Characteristics of rpb6-151. (A) Bar diagram of S. cerevisiae Rpb6. The three regions in the Rpb6 carboxy-terminal half (CR1, CR2, and CR3) displaying significant sequence similarity between all Rpb6 counterparts are delineated (gray boxes); regions of defined secondary structure (helices 2 and 3 and strand 1) are shown at top (black boxes). The complete sequence of CR1 is shown, with residues that are identical in nearly all Rpb6-related proteins in bacteria, archaebacteria, and eukaryotes highlighted (adapted from reference 32). The two amino acids mutated in rpb6-151 cells are also shown. (B) Growth curve of mutant and isogenic wild-type (WT) strains at the permissive temperature (30°C) (C) Equivalent amounts of mutant and wild-type cells were spotted onto YPD medium and incubated at the temperatures indicated.

FIG. 2.

Transcription defects in rpb6-151 cell extracts. (A) Mutant extracts have reduced activity in a promoter-independent transcription assay. Equivalent amounts of extracts were assayed for transcription on a denatured salmon sperm DNA template in the absence (−) or presence (+) of α-amanitin. Samples without α-amanitin were tested in triplicate and averaged. (B) Mutant extracts support reduced basal activity and are defective for activation in a promoter-dependent transcription assay. Shown are transcription products from wild-type (WT) and mutant whole-cell extracts with small or large amounts of Gal4-VP16 (elongated triangle) or without Gal4-VP16 (−) included in the transcription reaction. All transcription reactions used equal concentrations (300 mg) of whole-cell extracts from wild-type and mutant cells and 300 μg of template. Experiments were repeated at least three times, and the mutant phenotype was confirmed with two independently purified whole-cell extracts.

FIG. 3.

mRNA levels are significantly reduced in both Rpb6(P75S/Q100R) and Rpb6(Q100R) mutants. (A) Steady-state mRNA levels were assessed upon hybridization of radioactively labeled poly(dT)₃₀ to 20 μg of immobilized total RNA prepared from wild-type (WT) and Rpb6 mutant cells harvested in increments after a 37°C temperature shift. (B) Band intensities in panel A were quantified and normalized to the WT 0-h time point, followed by a final normalization step to rRNA levels (as measured in Fig. 6). (C) Quantification of selected mRNA transcripts. Ten micrograms of total RNA was loaded into each lane, subjected to Northern analysis, and hybridized to the indicated DNA probes.
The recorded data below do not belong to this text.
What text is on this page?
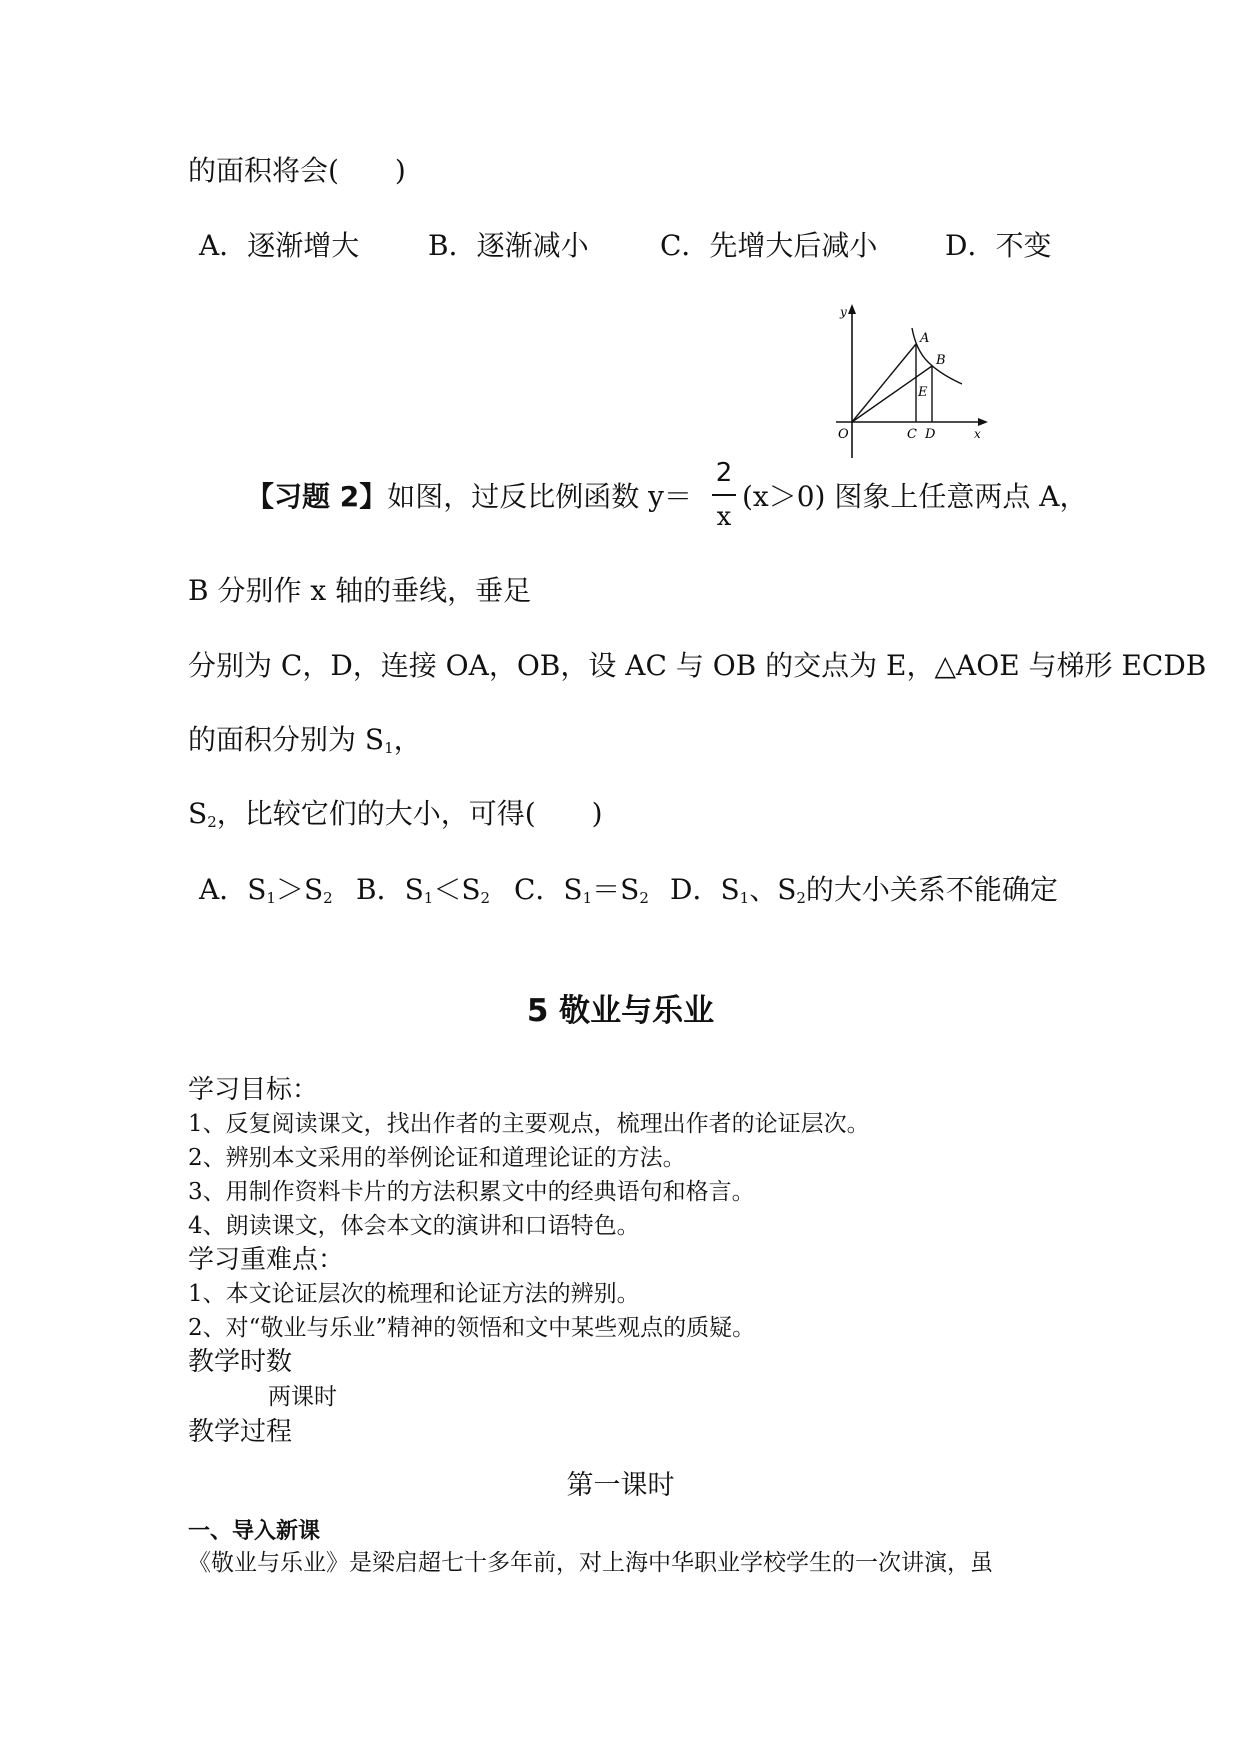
的面积将会(　　)
A．逐渐增大 B．逐渐减小	C．先增大后减小 D．不变
y
x
O
A
B
E
C D
【习题 2】如图，过反比例函数 y＝
2
x
(x＞0) 图象上任意两点 A，
B 分别作 x 轴的垂线，垂足
分别为 C，D，连接 OA，OB，设 AC 与 OB 的交点为 E，△AOE 与梯形 ECDB
的面积分别为 $S_1$，
$S_2$，比较它们的大小，可得(　　)
A．$S_1>S_2$ B．$S_1<S_2$ C．$S_1=S_2$ D．$S_1$、$S_2$的大小关系不能确定
5 敬业与乐业
学习目标：
1、反复阅读课文，找出作者的主要观点，梳理出作者的论证层次。
2、辨别本文采用的举例论证和道理论证的方法。
3、用制作资料卡片的方法积累文中的经典语句和格言。
4、朗读课文，体会本文的演讲和口语特色。
学习重难点：
1、本文论证层次的梳理和论证方法的辨别。
2、对“敬业与乐业”精神的领悟和文中某些观点的质疑。
教学时数
两课时
教学过程
第一课时
一、导入新课
《敬业与乐业》是梁启超七十多年前，对上海中华职业学校学生的一次讲演，虽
Graphs represent quantified data from Northern analysis, with normalization to the respective 0-h time point.

FIG. 4.

Activation is not generally defective in Rpb6(P75S/Q100R) cells. Assays were performed on extracts prepared from cells harvested after growth under activating (+) or nonactivating (−) conditions. The activator whose function was tested is designated above each diagram. Values are expressed as nanomoles of ONPG cleaved per minute per milligram of protein.

FIG. 5.

Assessment of RNAP III activity. (A) tRNA^w oligonucleotide sequence, components, and approximate annealing location. (B) S1 analysis of total RNA harvested at the time points indicated after a 37°C temperature shift using the probe shown in panel A. The probe-only control demonstrated that the S1 treatment was effective, since the 6-nucleotide tail was cleaved from digested samples. (C) Band intensities in panel B were quantified and normalized to the wild-type (WT) 0-h time point, followed by a final normalization step to rRNA levels (as measured in Fig. 6).

FIG. 6.

Assessment of RNAP I activity. (A) 25S rRNA oligonucleotide sequence, components, and approximate annealing location. (B) S1 analysis of total RNA harvested at the time points after a 37°C temperature shift using the probe shown in panel A. The probe-only control demonstrated that the S1 treatment was effective, since the 6-nucleotide tail was cleaved from digested samples. (C) Band intensities in panel B were quantified and normalized to the wild-type (WT) 0-h time point.

FIG. 7.

Rpb6(P75S/Q100R) is not generally defective in assembly but lacks Rpb4 and Rpb7. (A) Equivalent volumes of final purified product (amounts shown below each panel) derived from equal numbers of yeast cells harvested before and after a 2-h shift to 37°C were loaded in each lane. Molecular-weight markers are shown on the right, and positions of RNAP II subunits are shown on the left. WT, wild type. (B) Equivalent amounts of purified product were loaded in excess to clearly demonstrate the absence of the Rpb4 and Rpb7 bands.

FIG. 8.

Rpb4 is absent in Rpb6(P75S/Q100R) cells. Western analysis of mutant and wild-type (WT) samples used monoclonal antibodies to the unphosphorylated form of the CTD and to Rpb4. A silver stain of comparable samples used for Western analysis is shown on the left.

FIG. 9.

Two-hybrid analysis. Four independent experiments were performed; activities derived for interaction pairs in all four experiments were then normalized to that of the Rpb4-Rpb6 wild-type sample, averaged, and plotted as shown.

FIG. 10.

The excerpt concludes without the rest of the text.